O novo CD do Guns n' Roses, "Chinese Democracy", tem tudo o que os sinais emitidos por Axl Rose sugeriam: um projeto megalomaníaco e irregular.

Reprodução
Capa do novo álbum do Guns n' Roses após um hiato de 17 anos, "Chinese Democracy"
Capa do novo álbum do Guns n' Roses após um hiato de 17 anos, "Chinese Democracy"

A banda ficou 17 anos sem lançar um álbum de inéditas, demorou mais de uma década no estúdio e gastou US$ 13 milhões --o que lhe valeu o título de disco mais caro já produzido. O CD, que finalmente será lançado no dia 25 de novembro, ainda não tem preço definido.

Slash, Duff e companhia deixaram o Guns porque não concordavam com os rumos musicais que Axl estava propondo: enquanto ele queria um novo disco com um pé no rock industrial, os companheiros queriam fazer a velha mistura de rock de garagem com hard rock que fizeram clássico o primeiro álbum do grupo, "Appetite for Destruction".

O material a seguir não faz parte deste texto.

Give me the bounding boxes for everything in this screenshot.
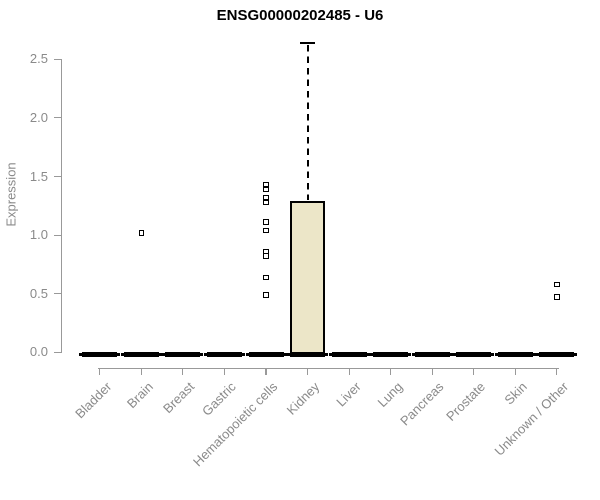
x-tick-label: Breast	[160, 379, 198, 417]
y-axis-tick	[54, 234, 61, 236]
box-median-bar	[539, 352, 575, 358]
x-axis-tick	[473, 368, 475, 375]
box-median-bar	[456, 352, 492, 358]
y-tick-label: 0.5	[29, 285, 48, 301]
x-tick-label: Bladder	[72, 379, 115, 422]
box-median-bar	[331, 352, 367, 358]
kidney-box	[290, 201, 326, 358]
y-axis-tick	[54, 117, 61, 119]
y-tick-label: 2.5	[29, 51, 48, 67]
x-axis-tick	[223, 368, 226, 375]
x-axis-tick	[99, 368, 101, 375]
outlier-point	[138, 230, 145, 236]
box-median-bar	[290, 352, 326, 358]
box-median-bar	[82, 352, 118, 358]
y-axis-tick	[54, 58, 61, 60]
x-tick-label: Liver	[333, 379, 364, 410]
x-axis-tick	[390, 368, 392, 375]
y-axis-tick	[54, 293, 61, 295]
x-tick-label: Kidney	[283, 379, 323, 418]
outlier-point	[554, 281, 560, 288]
box-median-bar	[165, 352, 201, 358]
x-axis-tick	[431, 368, 433, 375]
outlier-point	[263, 219, 269, 225]
x-axis-tick	[348, 368, 350, 375]
outlier-point	[263, 227, 269, 234]
outlier-point	[263, 199, 269, 206]
kidney-whisker-cap	[300, 41, 316, 45]
outlier-point	[263, 274, 269, 281]
x-tick-label: Lung	[374, 379, 406, 411]
x-tick-label: Skin	[501, 379, 530, 408]
outlier-point	[554, 294, 560, 300]
box-median-bar	[414, 352, 450, 358]
y-tick-label: 2.0	[29, 109, 48, 125]
box-median-bar	[497, 352, 533, 358]
x-tick-label: Prostate	[443, 379, 489, 424]
outlier-point	[263, 292, 269, 298]
y-axis-line	[61, 59, 63, 353]
y-tick-label: 1.5	[29, 168, 48, 184]
y-axis-tick	[54, 175, 61, 178]
x-tick-label: Unknown / Other	[491, 379, 572, 459]
x-axis-line	[97, 367, 559, 369]
outlier-point	[263, 186, 269, 193]
x-tick-label: Brain	[123, 379, 156, 412]
box-median-bar	[123, 352, 159, 358]
y-tick-label: 0.0	[29, 344, 48, 360]
chart-title: ENSG00000202485 - U6	[216, 7, 384, 24]
x-axis-tick	[140, 368, 142, 375]
kidney-upper-whisker	[306, 44, 309, 201]
x-axis-tick	[514, 368, 516, 375]
y-tick-label: 1.0	[29, 227, 48, 243]
x-axis-tick	[265, 368, 267, 375]
x-axis-tick	[182, 368, 184, 375]
outlier-point	[263, 253, 269, 259]
box-median-bar	[373, 352, 409, 358]
box-median-bar	[248, 352, 284, 358]
x-axis-tick	[556, 368, 558, 375]
x-axis-tick	[306, 368, 309, 375]
x-tick-label: Pancreas	[397, 379, 447, 429]
x-tick-label: Gastric	[199, 379, 240, 419]
box-median-bar	[206, 352, 242, 358]
y-axis-tick	[54, 351, 61, 353]
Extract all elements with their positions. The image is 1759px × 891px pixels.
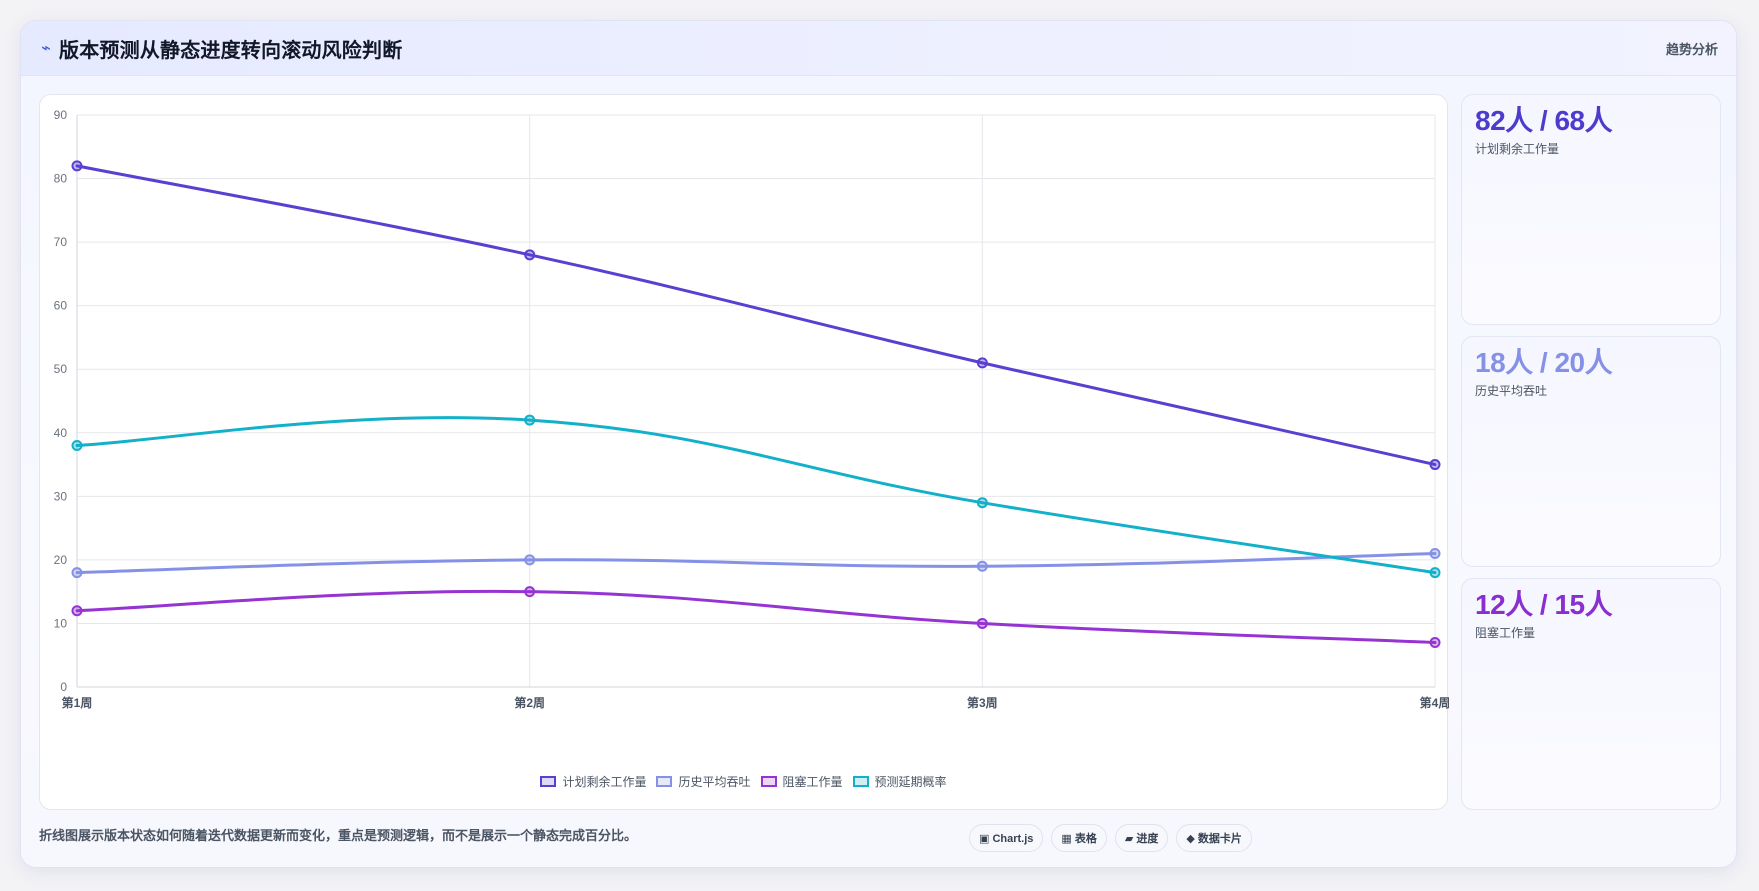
- datacard-chip[interactable]: ◆ 数据卡片: [1176, 824, 1252, 852]
- y-tick-label: 80: [54, 172, 68, 186]
- legend-label: 历史平均吞吐: [678, 775, 751, 789]
- progress-chip[interactable]: ▰ 进度: [1114, 824, 1169, 852]
- dashboard-card: ⌁ 版本预测从静态进度转向滚动风险判断 趋势分析 0 10 20 30 40 50 60 70…: [20, 20, 1737, 868]
- legend-label: 计划剩余工作量: [562, 775, 647, 789]
- stat-card-blocked: 12人 / 15人 阻塞工作量: [1461, 578, 1721, 810]
- legend-item[interactable]: 阻塞工作量: [760, 773, 843, 790]
- series-line-4: [75, 416, 1437, 575]
- data-point: [1429, 637, 1441, 649]
- data-point: [524, 249, 536, 261]
- page-title: 版本预测从静态进度转向滚动风险判断: [59, 39, 403, 62]
- stat-value: 18人 / 20人: [1475, 347, 1613, 378]
- x-tick-label: 第2周: [514, 695, 545, 710]
- x-tick-label: 第1周: [62, 695, 93, 710]
- chart-panel: 0 10 20 30 40 50 60 70 80 90 第1周 第2周 第3周 第4周 计划剩余工作量 历…: [39, 94, 1449, 810]
- trend-analysis-tag: 趋势分析: [1665, 41, 1718, 57]
- card-header: ⌁ 版本预测从静态进度转向滚动风险判断 趋势分析: [21, 21, 1736, 76]
- data-point: [71, 439, 83, 451]
- data-point: [524, 414, 536, 426]
- data-point: [1429, 548, 1441, 560]
- legend-swatch: [656, 776, 673, 787]
- chart-legend: 计划剩余工作量 历史平均吞吐 阻塞工作量 预测延期概率: [40, 773, 1447, 790]
- stat-card-remaining: 82人 / 68人 计划剩余工作量: [1461, 94, 1721, 325]
- y-tick-label: 90: [54, 108, 68, 122]
- chartjs-chip[interactable]: ▣ Chart.js: [969, 824, 1044, 852]
- legend-label: 预测延期概率: [874, 775, 947, 789]
- y-tick-label: 30: [54, 489, 68, 503]
- data-point: [71, 567, 83, 579]
- data-point: [976, 617, 988, 629]
- chart-description: 折线图展示版本状态如何随着迭代数据更新而变化，重点是预测逻辑，而不是展示一个静态…: [39, 828, 638, 843]
- x-tick-label: 第3周: [967, 695, 998, 710]
- data-point: [976, 357, 988, 369]
- legend-item[interactable]: 计划剩余工作量: [540, 773, 646, 790]
- y-tick-label: 70: [54, 235, 68, 249]
- stat-label: 历史平均吞吐: [1475, 384, 1548, 398]
- y-tick-label: 20: [54, 553, 68, 567]
- table-chip[interactable]: ▦ 表格: [1051, 824, 1107, 852]
- data-point: [71, 605, 83, 617]
- data-point: [524, 586, 536, 598]
- y-tick-label: 60: [54, 299, 68, 313]
- stat-label: 阻塞工作量: [1475, 626, 1536, 640]
- tag-chips: ▣ Chart.js ▦ 表格 ▰ 进度 ◆ 数据卡片: [969, 824, 1252, 852]
- legend-item[interactable]: 历史平均吞吐: [656, 773, 751, 790]
- series-line-1: [75, 164, 1437, 467]
- legend-swatch: [540, 776, 557, 787]
- data-point: [1429, 459, 1441, 471]
- legend-swatch: [760, 776, 777, 787]
- y-tick-label: 40: [54, 426, 68, 440]
- y-tick-label: 0: [60, 680, 67, 694]
- data-point: [524, 554, 536, 566]
- stat-value: 82人 / 68人: [1475, 105, 1613, 136]
- line-chart: 0 10 20 30 40 50 60 70 80 90 第1周 第2周 第3周 第4周: [54, 108, 1449, 710]
- legend-swatch: [852, 776, 869, 787]
- series-line-2: [75, 552, 1437, 575]
- series-line-3: [75, 589, 1437, 645]
- data-point: [1429, 567, 1441, 579]
- data-point: [71, 160, 83, 172]
- y-tick-label: 10: [54, 616, 68, 630]
- y-tick-label: 50: [54, 362, 68, 376]
- data-point: [976, 497, 988, 509]
- stat-card-throughput: 18人 / 20人 历史平均吞吐: [1461, 336, 1721, 567]
- data-point: [976, 560, 988, 572]
- legend-item[interactable]: 预测延期概率: [852, 773, 947, 790]
- legend-label: 阻塞工作量: [782, 775, 843, 789]
- lightning-icon: ⌁: [41, 40, 51, 57]
- stat-value: 12人 / 15人: [1475, 589, 1613, 620]
- stat-label: 计划剩余工作量: [1475, 142, 1560, 156]
- x-tick-label: 第4周: [1420, 695, 1449, 710]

Axl ficou sozinho na banda e poderia, enfim, fazer o CD que gostaria. Ao ouvir o novo disco, no entanto, a impressão que fica é que ele tentou experimentar, sim, mas não quis abrir mão das características que fizeram o sucesso da banda.

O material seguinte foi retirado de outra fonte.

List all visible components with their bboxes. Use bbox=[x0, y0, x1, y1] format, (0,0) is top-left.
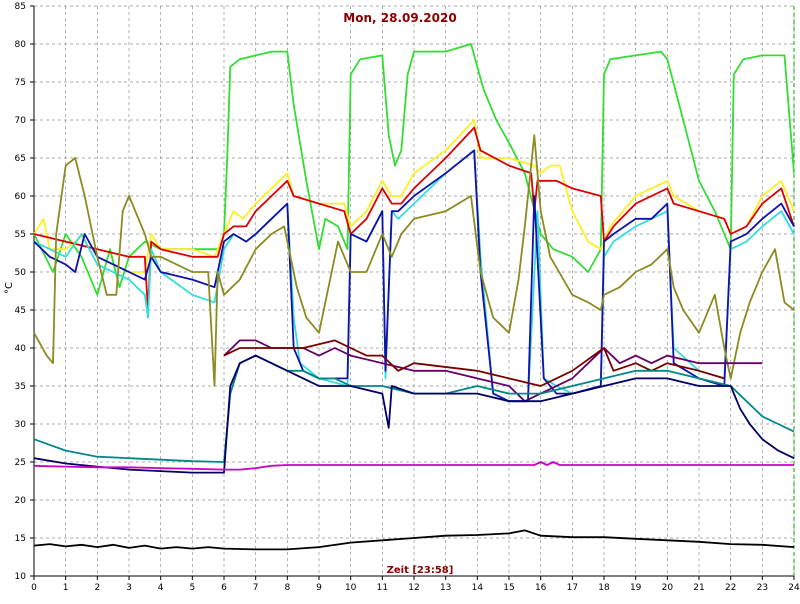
x-tick-label: 12 bbox=[408, 583, 419, 593]
x-tick-label: 0 bbox=[31, 583, 37, 593]
x-tick-label: 17 bbox=[567, 583, 578, 593]
x-tick-label: 1 bbox=[63, 583, 69, 593]
x-tick-label: 22 bbox=[725, 583, 736, 593]
y-tick-label: 10 bbox=[15, 572, 27, 582]
y-tick-label: 85 bbox=[15, 2, 26, 12]
y-axis-label: °C bbox=[4, 282, 15, 294]
x-tick-label: 14 bbox=[472, 583, 484, 593]
y-tick-label: 80 bbox=[15, 40, 27, 50]
y-tick-label: 40 bbox=[15, 344, 27, 354]
y-tick-label: 25 bbox=[15, 458, 26, 468]
chart-title: Mon, 28.09.2020 bbox=[343, 11, 456, 25]
x-tick-label: 5 bbox=[189, 583, 195, 593]
x-tick-label: 2 bbox=[94, 583, 100, 593]
x-tick-label: 4 bbox=[158, 583, 164, 593]
y-tick-label: 15 bbox=[15, 534, 26, 544]
series-line-12 bbox=[33, 529, 795, 551]
series-line-3 bbox=[33, 126, 795, 311]
x-tick-label: 19 bbox=[630, 583, 642, 593]
x-tick-label: 11 bbox=[377, 583, 388, 593]
series-lines bbox=[33, 43, 795, 551]
y-tick-label: 75 bbox=[15, 78, 26, 88]
series-line-6 bbox=[33, 134, 795, 387]
y-tick-label: 65 bbox=[15, 154, 26, 164]
x-tick-label: 24 bbox=[788, 583, 800, 593]
x-tick-label: 16 bbox=[535, 583, 547, 593]
series-line-4 bbox=[33, 149, 795, 403]
series-line-11 bbox=[33, 461, 794, 471]
x-tick-label: 8 bbox=[284, 583, 290, 593]
series-line-10 bbox=[33, 354, 795, 474]
y-tick-label: 55 bbox=[15, 230, 26, 240]
x-axis-label: Zeit [23:58] bbox=[387, 565, 454, 576]
x-tick-label: 15 bbox=[503, 583, 514, 593]
series-line-2 bbox=[33, 119, 795, 273]
y-tick-label: 30 bbox=[15, 420, 27, 430]
y-tick-label: 20 bbox=[15, 496, 27, 506]
series-line-5 bbox=[33, 149, 795, 403]
y-tick-label: 45 bbox=[15, 306, 26, 316]
x-tick-label: 21 bbox=[693, 583, 704, 593]
y-tick-label: 60 bbox=[15, 192, 27, 202]
x-tick-label: 6 bbox=[221, 583, 227, 593]
y-tick-label: 50 bbox=[15, 268, 27, 278]
x-tick-label: 9 bbox=[316, 583, 322, 593]
x-tick-label: 23 bbox=[757, 583, 768, 593]
grid bbox=[34, 5, 795, 576]
x-tick-label: 18 bbox=[598, 583, 610, 593]
y-tick-label: 70 bbox=[15, 116, 27, 126]
y-tick-label: 35 bbox=[15, 382, 26, 392]
x-tick-label: 3 bbox=[126, 583, 132, 593]
x-tick-label: 20 bbox=[662, 583, 674, 593]
series-line-8 bbox=[223, 339, 725, 387]
x-tick-label: 13 bbox=[440, 583, 451, 593]
x-tick-label: 10 bbox=[345, 583, 357, 593]
series-line-9 bbox=[33, 354, 795, 463]
x-tick-label: 7 bbox=[253, 583, 259, 593]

A Folha Online participou da primeira audição oficial do disco no Brasil nesta terça-feira (11) à noite.

O resultado final é um disco que mistura experimentalismos esporádicos, com o peso do "Appetite..." e a megalomania de algumas músicas dos álbuns "Use Your Illusion 1" e "Use Your Illusion 2" --ambos lançados em 1991--, como "November Rain" e "Estranged".

Essa miscelânea musical, no entanto, nem fez a banda mudar de rota, nem abriu mão da antiga fórmula. Há bons momentos, como a faixa-título "Chinese Democracy", em que Axl aparece pouco para o rock industrial falar mais alto.

Além deste single, outros são sérios candidatos a virar hit, como "IRS", "Better" e "Madagascar". Elas parecem que foram tiradas dos "Illusions" e repaginadas. "Sorry" tem muita personalidade.

Voz e guitarras

Apesar de boas experimentações, como na introdução de "Riad n' the Bedouins", elas só aparecem em inserções nas músicas. Onipresente mesmo são os solos de guitarra. A maioria --muito bem tocada-- deve satisfazer os fãs mais novos que não viram Slash empunhar a guitarra no Guns.

Já a voz do Axl esteve à altura do projeto megalomaníaco. Ele variou de timbre como em nenhum outro disco. Em "IRS", seu vocal chega a alturas inimagináveis.

"Chinese Democracy" pode ser um sucesso comercial. Mas como projeto artístico, Axl parece ter falhado.